Ruhumuzun Nahif Kıvrımları
Bir ekrana bakıyorsunuz şu an. Fiziksel olarak dümdüz. İçerikle ve görsellerle derinleşmeye çalışıyorsunuz çünkü tek boyutlu değil hayat. Alışkın olduğumuz şey üç boyutluluk. Işık-gölge, renk, hareket, ses, doku ruhumuzda karşılık bulduğunda tatmin oluyoruz.

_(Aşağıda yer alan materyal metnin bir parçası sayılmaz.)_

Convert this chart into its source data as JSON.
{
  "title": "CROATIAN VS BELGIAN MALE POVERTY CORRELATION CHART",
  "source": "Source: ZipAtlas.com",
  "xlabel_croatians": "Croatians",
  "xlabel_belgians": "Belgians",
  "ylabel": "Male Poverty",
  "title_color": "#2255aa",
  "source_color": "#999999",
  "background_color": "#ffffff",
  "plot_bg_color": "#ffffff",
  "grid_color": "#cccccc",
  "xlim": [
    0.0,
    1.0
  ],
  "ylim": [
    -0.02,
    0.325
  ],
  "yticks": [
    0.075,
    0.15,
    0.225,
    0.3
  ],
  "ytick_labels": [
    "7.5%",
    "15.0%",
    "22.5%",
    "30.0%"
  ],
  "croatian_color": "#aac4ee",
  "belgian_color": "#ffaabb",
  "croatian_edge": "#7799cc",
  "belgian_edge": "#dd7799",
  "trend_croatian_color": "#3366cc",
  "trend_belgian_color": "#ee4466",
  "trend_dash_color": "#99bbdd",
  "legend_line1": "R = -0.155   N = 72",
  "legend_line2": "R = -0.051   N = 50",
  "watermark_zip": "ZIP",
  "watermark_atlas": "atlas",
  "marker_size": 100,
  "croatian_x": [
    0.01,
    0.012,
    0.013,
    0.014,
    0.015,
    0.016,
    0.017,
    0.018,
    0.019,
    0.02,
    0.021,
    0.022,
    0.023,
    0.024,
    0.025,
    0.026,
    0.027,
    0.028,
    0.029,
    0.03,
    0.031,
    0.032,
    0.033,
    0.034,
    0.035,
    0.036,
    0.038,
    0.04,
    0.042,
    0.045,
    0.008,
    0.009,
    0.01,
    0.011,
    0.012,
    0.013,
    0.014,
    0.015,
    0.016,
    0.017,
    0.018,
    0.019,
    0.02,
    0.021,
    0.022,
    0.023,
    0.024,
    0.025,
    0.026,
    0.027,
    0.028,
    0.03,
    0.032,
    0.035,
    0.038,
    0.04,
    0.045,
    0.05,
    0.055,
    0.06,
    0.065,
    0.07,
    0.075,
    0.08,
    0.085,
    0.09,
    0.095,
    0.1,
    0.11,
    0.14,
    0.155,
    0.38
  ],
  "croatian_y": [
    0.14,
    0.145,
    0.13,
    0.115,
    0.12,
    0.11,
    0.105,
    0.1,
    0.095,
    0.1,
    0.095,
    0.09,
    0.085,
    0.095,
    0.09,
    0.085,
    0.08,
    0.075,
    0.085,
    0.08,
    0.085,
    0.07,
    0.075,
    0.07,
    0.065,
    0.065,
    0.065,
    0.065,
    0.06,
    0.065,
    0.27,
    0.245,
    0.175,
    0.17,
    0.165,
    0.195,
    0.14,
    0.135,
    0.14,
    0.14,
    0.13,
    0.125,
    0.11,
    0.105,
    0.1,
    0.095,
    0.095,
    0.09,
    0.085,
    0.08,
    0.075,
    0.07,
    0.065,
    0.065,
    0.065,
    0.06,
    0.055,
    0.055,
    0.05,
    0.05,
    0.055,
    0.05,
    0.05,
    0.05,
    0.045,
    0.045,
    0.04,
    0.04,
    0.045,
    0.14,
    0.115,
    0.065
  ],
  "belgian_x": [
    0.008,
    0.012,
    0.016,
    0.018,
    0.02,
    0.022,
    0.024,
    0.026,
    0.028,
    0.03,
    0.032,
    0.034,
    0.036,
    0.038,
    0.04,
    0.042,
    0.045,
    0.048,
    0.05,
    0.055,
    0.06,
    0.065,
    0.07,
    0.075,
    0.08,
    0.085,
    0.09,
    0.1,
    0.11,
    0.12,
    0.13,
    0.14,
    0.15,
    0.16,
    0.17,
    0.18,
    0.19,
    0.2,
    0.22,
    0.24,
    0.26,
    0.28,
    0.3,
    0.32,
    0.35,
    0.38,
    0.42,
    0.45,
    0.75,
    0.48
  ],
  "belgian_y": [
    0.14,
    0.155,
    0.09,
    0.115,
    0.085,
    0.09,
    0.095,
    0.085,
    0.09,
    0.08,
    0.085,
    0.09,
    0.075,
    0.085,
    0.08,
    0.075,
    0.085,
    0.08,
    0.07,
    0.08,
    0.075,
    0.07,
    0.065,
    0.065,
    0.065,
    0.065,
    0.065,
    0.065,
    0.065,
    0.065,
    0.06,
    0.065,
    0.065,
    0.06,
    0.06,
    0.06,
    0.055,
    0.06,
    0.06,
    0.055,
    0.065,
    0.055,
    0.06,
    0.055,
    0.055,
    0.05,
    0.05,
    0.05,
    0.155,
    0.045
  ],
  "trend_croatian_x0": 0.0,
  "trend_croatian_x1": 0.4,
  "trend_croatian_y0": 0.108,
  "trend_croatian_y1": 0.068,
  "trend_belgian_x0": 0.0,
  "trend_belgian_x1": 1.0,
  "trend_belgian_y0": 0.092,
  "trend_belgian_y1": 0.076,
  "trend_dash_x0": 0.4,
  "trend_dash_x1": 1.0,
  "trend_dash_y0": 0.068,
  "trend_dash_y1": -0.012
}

Hani ruhunuza dokunan bir tablonun orjinalinin önünde durduğunuzda kalbiniz pır pır eder, gözleriniz fırça darbelerini izler, renklere, kıvrımlara yetişemez. Tuvaldeki boya boşlukları arasından kanvas zemini görürsünüz ve bu mükemmel olmayan durum sansürsüz olarak karşınızda dururken basitliğine hayran kalırsınız. Ekranda gördüğümüz şeyler gibi photoshop yapılmamış , rengiyle oynanmamış, gerçek ne ise o. Ruhun resimle ifadesi.
Fendi, müzik enstitüsü Accademia di Santa Cecilia işbirliği ile Roma’daki Palazzo della Civiltà Italiana'da özel bir konser yayını veriyor. Evrensel, zamansız ve umut verici bir mesaj iletmeyi amaçlıyor. Antonio Vivaldi’nin ‘Dört Mevsim’ eseri ‘Estate’ (Yaz) parçası çalınıyor. Orkestraya kemanda Anna Tifu eşlik ediyor. Bu etkinlik için Fendi’den üç farklı couture tasarımı giyiyor Tifu.
Müzik, moda ve mekanın buluşması. Lütfen sesi açın.
https://www.instagram.com/p/CBpc8l9KNCs/
Bir antik kent gezisinde akşamüstü çıkan rüzgarın uğultusu çevredeki kurumuş otları sıyırıp sütünların arasında gezmeye başladığında zaman değiştiriyorsunuz. Bir kuş kanat çırparak saklandığı yerden havalanıyor. Bir fotoğrafçı o anı yakalıyor.
Dalgaların kayalıklara vurduğu bir sahilde kulağınıza Game of Thrones müziği geliyor kalimba sesiyle. Dalgaların ve kayaların sertliği ile yumuşak müziğin uyumu ne garip.
Bir orman gezisinde nemli bir patikada ilerlerken ağaç gövdelerini sarmış sarmaşıkları hayretle izliyorsunuz. Bir kertenkele dikkatinizi dağıtıyor. ‘Nasıl da iç içe geçmiş bir yaşam’ diye düşünüyorsunuz. Doğadaki bozulmamış mükemmellik, benzersizlik ve uyum kendine hayran bıraktırıyor.
Yalnız sanatta ve doğada değil günlük yaşantımızın içinde bizi tetikleyen, etkileyen ayrıntılar var. Zarif bir bileklik ile el hareketlerimiz değişiyor, sofrada bir detay hoşumuza gidiyor, yemeğin havası değişiyor. Fiziksel olarak çok etkili olmasalar da ruhumuz her detayı tahmin ettiğimizden daha hassas algılıyor.
Giyinme konusu ise ruhumuz, bedenimiz ve çevre ile etkileşimi, her gün tekrarlanıyor olması ve değişken olması ile hayatımızda sürekli değişikliklere yol açıyor.
Bir eteğin fırfırı, zarif bir omuz detayı, yumuşak bir bağlama şekli aslında iç dünyamızla bir etkileşime giriyor. Moda insana en yakın olan sanattır. Çünkü siz onu üzerinizde taşırsınız.
Hareketinizle birlikte anbean değişir, müziğin yükselip alçalan tınıları gibi ruhunuzun nahif kıvrımlarıyla dans eder.